No es ninguna exageración. El portal electrónico de la Conamer tiene el registro de las múltiples y variadas críticas a diversas modificaciones normativas propuestas por el organismo rector en la actual administración. No necesitamos ir muy lejos, ahí están, en la Conamer, centenares de opiniones sobre las modificaciones al estatuto orgánico del Conacyt o a las distintas reformas del reglamento del Sistema Nacional de Investigadores (SNI). Los proyectos no cambiaron ni una coma.

 

¿Por qué la Conamer desestima las críticas o sugerencias? Fundamentalmente porque solamente analiza el impacto regulatorio de la norma (AIR), no juzga ni se pronuncia sobre la legalidad, contradicción o competencia de la misma, únicamente considera si sus beneficios son superiores a sus costos.

 

Algo parecido ocurrió con los posdoctorantes. La reforma al reglamento del SNI, en su artículo 62, referida a los requisitos para recibir el incentivo, señala que debe “ser personal activo, remunerado y vigente” en alguna Institución de Educación Superior. El asunto es que muchos posdoc no cumplen con ese requisito y, además, no recibieron el incentivo de enero en la fecha prevista.

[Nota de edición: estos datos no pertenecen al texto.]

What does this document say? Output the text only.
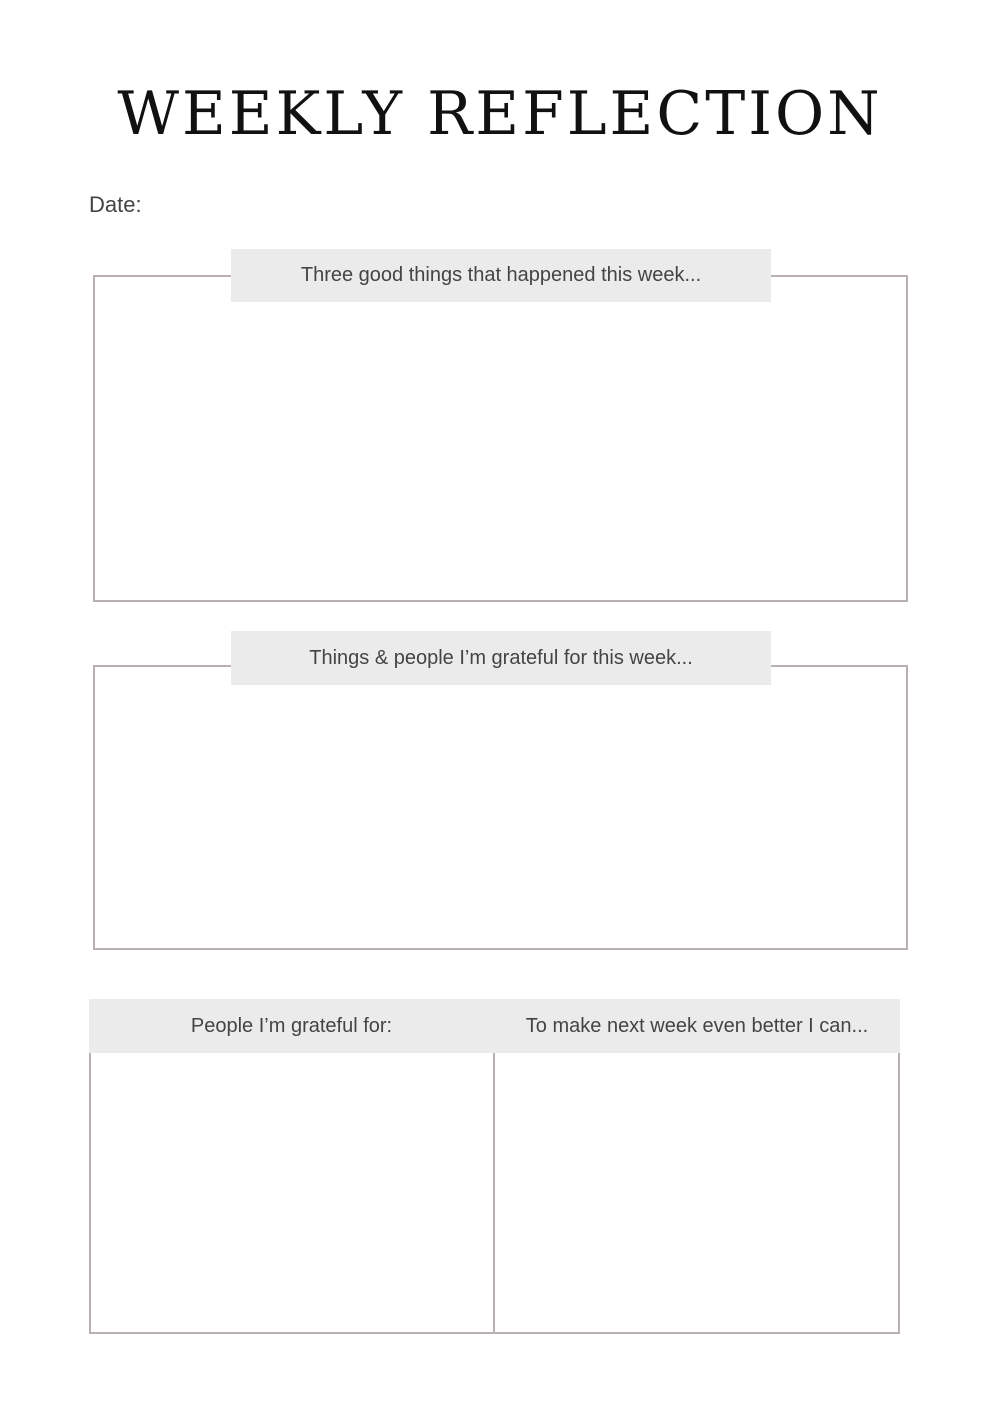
WEEKLY REFLECTION
Date:
Three good things that happened this week...
Things & people I’m grateful for this week...
People I’m grateful for:	To make next week even better I can...
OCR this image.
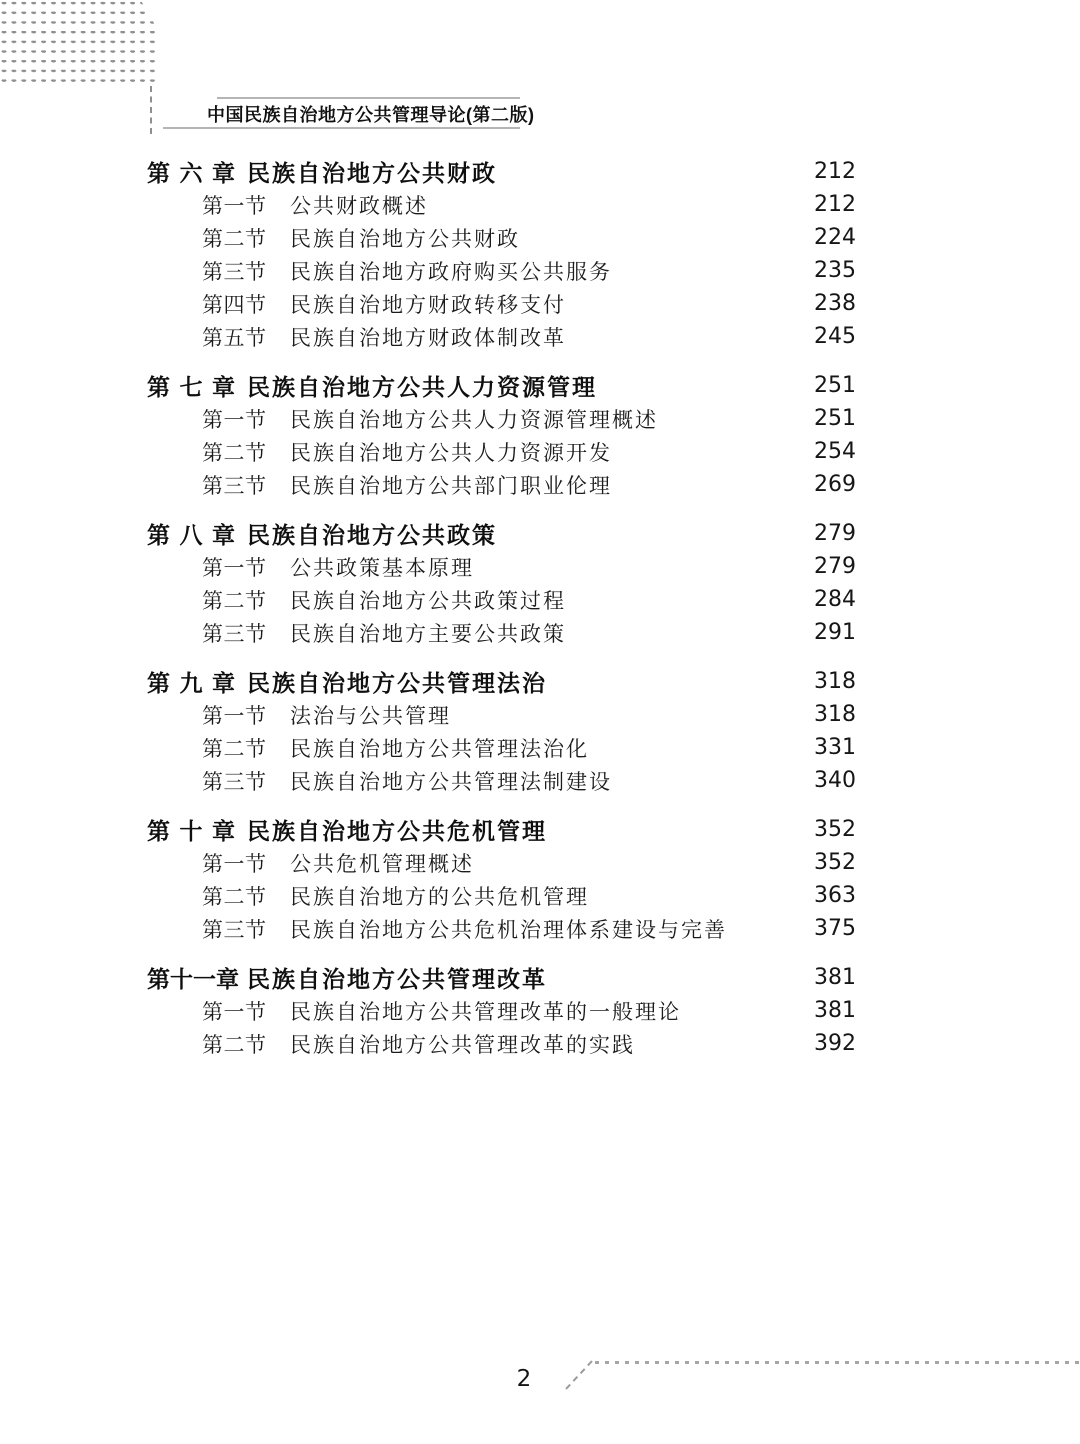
中国民族自治地方公共管理导论(第二版)
第六章 民族自治地方公共财政	212
第一节 公共财政概述	212
第二节 民族自治地方公共财政	224
第三节 民族自治地方政府购买公共服务	235
第四节 民族自治地方财政转移支付	238
第五节 民族自治地方财政体制改革	245
第七章 民族自治地方公共人力资源管理	251
第一节 民族自治地方公共人力资源管理概述	251
第二节 民族自治地方公共人力资源开发	254
第三节 民族自治地方公共部门职业伦理	269
第八章 民族自治地方公共政策	279
第一节 公共政策基本原理	279
第二节 民族自治地方公共政策过程	284
第三节 民族自治地方主要公共政策	291
第九章 民族自治地方公共管理法治	318
第一节 法治与公共管理	318
第二节 民族自治地方公共管理法治化	331
第三节 民族自治地方公共管理法制建设	340
第十章 民族自治地方公共危机管理	352
第一节 公共危机管理概述	352
第二节 民族自治地方的公共危机管理	363
第三节 民族自治地方公共危机治理体系建设与完善	375
第十一章 民族自治地方公共管理改革	381
第一节 民族自治地方公共管理改革的一般理论	381
第二节 民族自治地方公共管理改革的实践	392
2
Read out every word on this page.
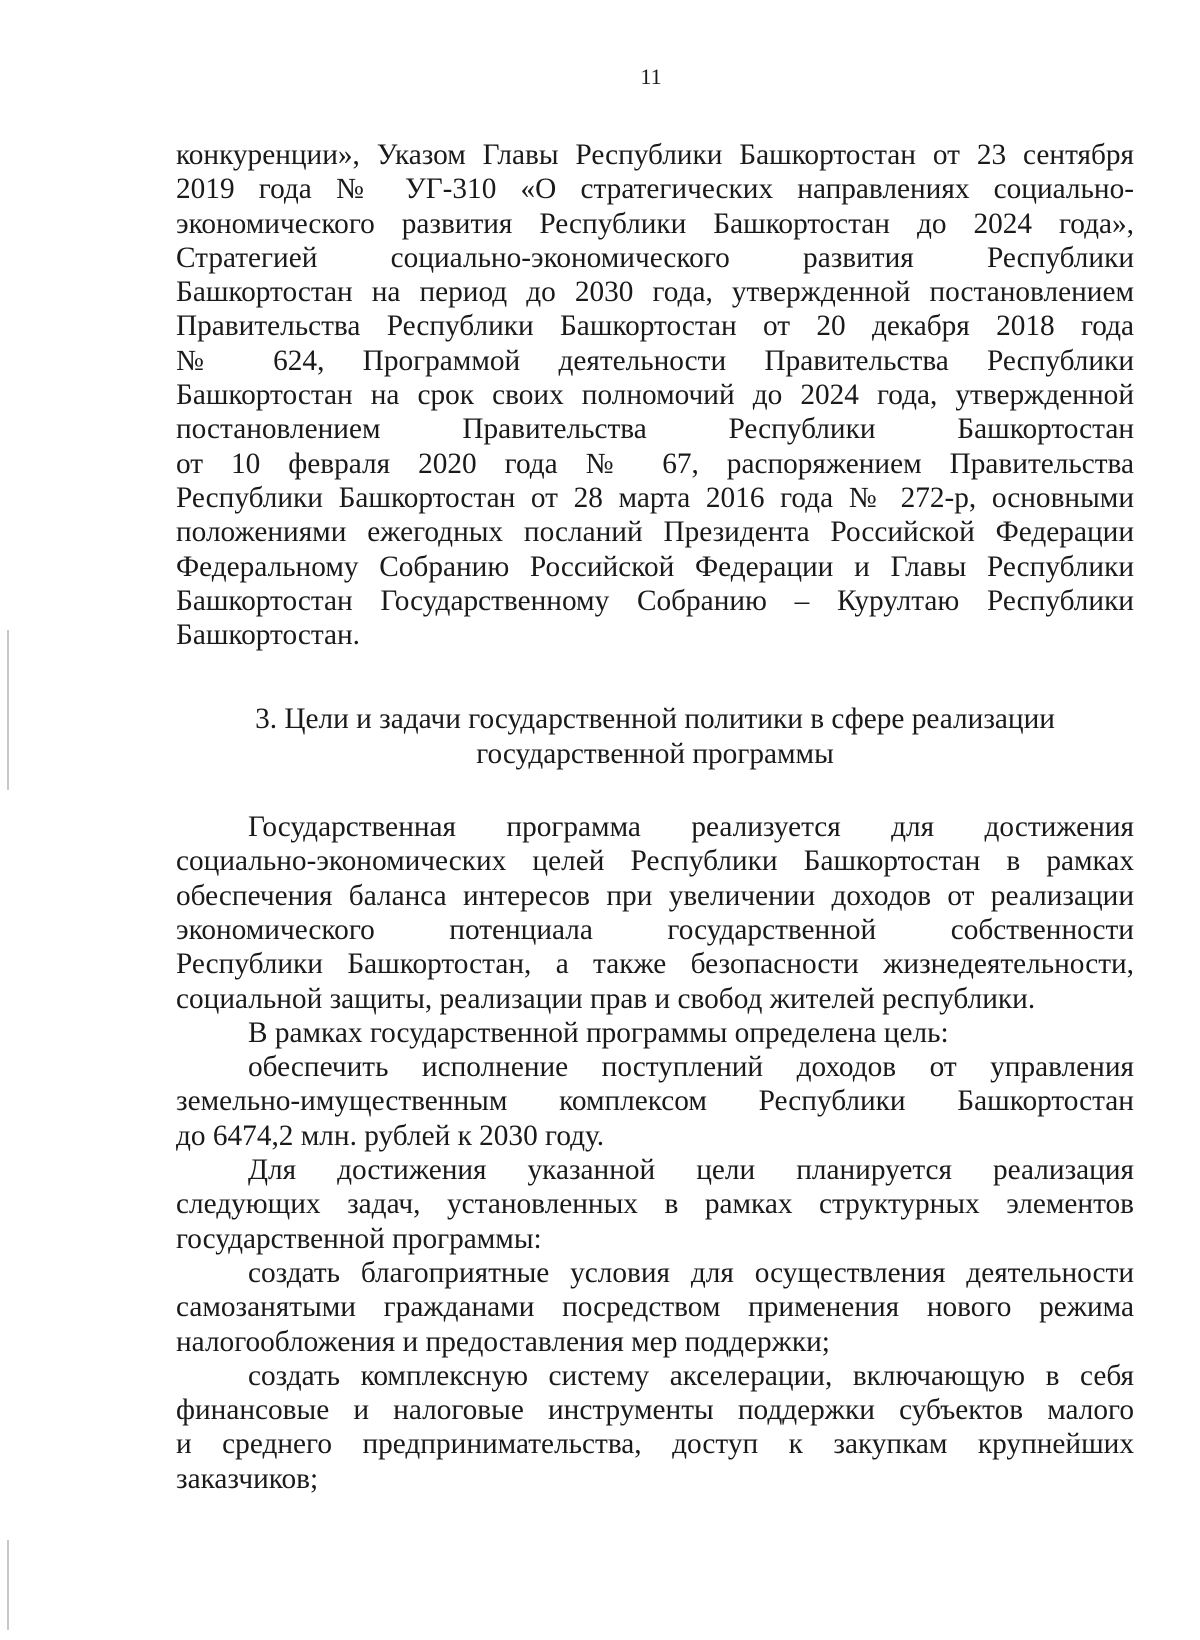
11

конкуренции», Указом Главы Республики Башкортостан от 23 сентября

2019 года № УГ-310 «О стратегических направлениях социально-

экономического развития Республики Башкортостан до 2024 года»,

Стратегией социально-экономического развития Республики

Башкортостан на период до 2030 года, утвержденной постановлением

Правительства Республики Башкортостан от 20 декабря 2018 года

№ 624, Программой деятельности Правительства Республики

Башкортостан на срок своих полномочий до 2024 года, утвержденной

постановлением Правительства Республики Башкортостан

от 10 февраля 2020 года № 67, распоряжением Правительства

Республики Башкортостан от 28 марта 2016 года № 272-р, основными

положениями ежегодных посланий Президента Российской Федерации

Федеральному Собранию Российской Федерации и Главы Республики

Башкортостан Государственному Собранию – Курултаю Республики

Башкортостан.

3. Цели и задачи государственной политики в сфере реализации
государственной программы

Государственная программа реализуется для достижения

социально-экономических целей Республики Башкортостан в рамках

обеспечения баланса интересов при увеличении доходов от реализации

экономического потенциала государственной собственности

Республики Башкортостан, а также безопасности жизнедеятельности,

социальной защиты, реализации прав и свобод жителей республики.

В рамках государственной программы определена цель:

обеспечить исполнение поступлений доходов от управления

земельно-имущественным комплексом Республики Башкортостан

до 6474,2 млн. рублей к 2030 году.

Для достижения указанной цели планируется реализация

следующих задач, установленных в рамках структурных элементов

государственной программы:

создать благоприятные условия для осуществления деятельности

самозанятыми гражданами посредством применения нового режима

налогообложения и предоставления мер поддержки;

создать комплексную систему акселерации, включающую в себя

финансовые и налоговые инструменты поддержки субъектов малого

и среднего предпринимательства, доступ к закупкам крупнейших

заказчиков;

Ahí comenzó la organización de la protesta de los posdoc en las redes sociales.

 

Nuevamente. la autoridad tuvo que aclarar que los apoyos del SNI no serían cancelados o suspendidos y que si no llegaron cuando debían, serían regularizados de forma retroactiva en la primera semana de este mes (Comunicado 31.01.2022). Otra vez, dependiendo de la interpretación de la norma

 

Tal vez si las modificaciones normativas se hicieran considerando la participación de comunidades y órganos colegiados --válido tanto para un reglamento como para una ley general--, seguramente tendríamos mejores resultados. Si la autoridad se empeña en ignorar las circunstancias, terminaremos con una inservible maraña de normas, salidas improvisadas y la repetición de fallas y arbitrariedades.

 

Pie de página: ¿Cómo resolverá el Conacyt las sugerencias para cambiar su reglamento de becas? Pendientes. Por cierto, ¿la Unidad de Asuntos Jurídicos del Conacyt sigue en suspensión o qué hace?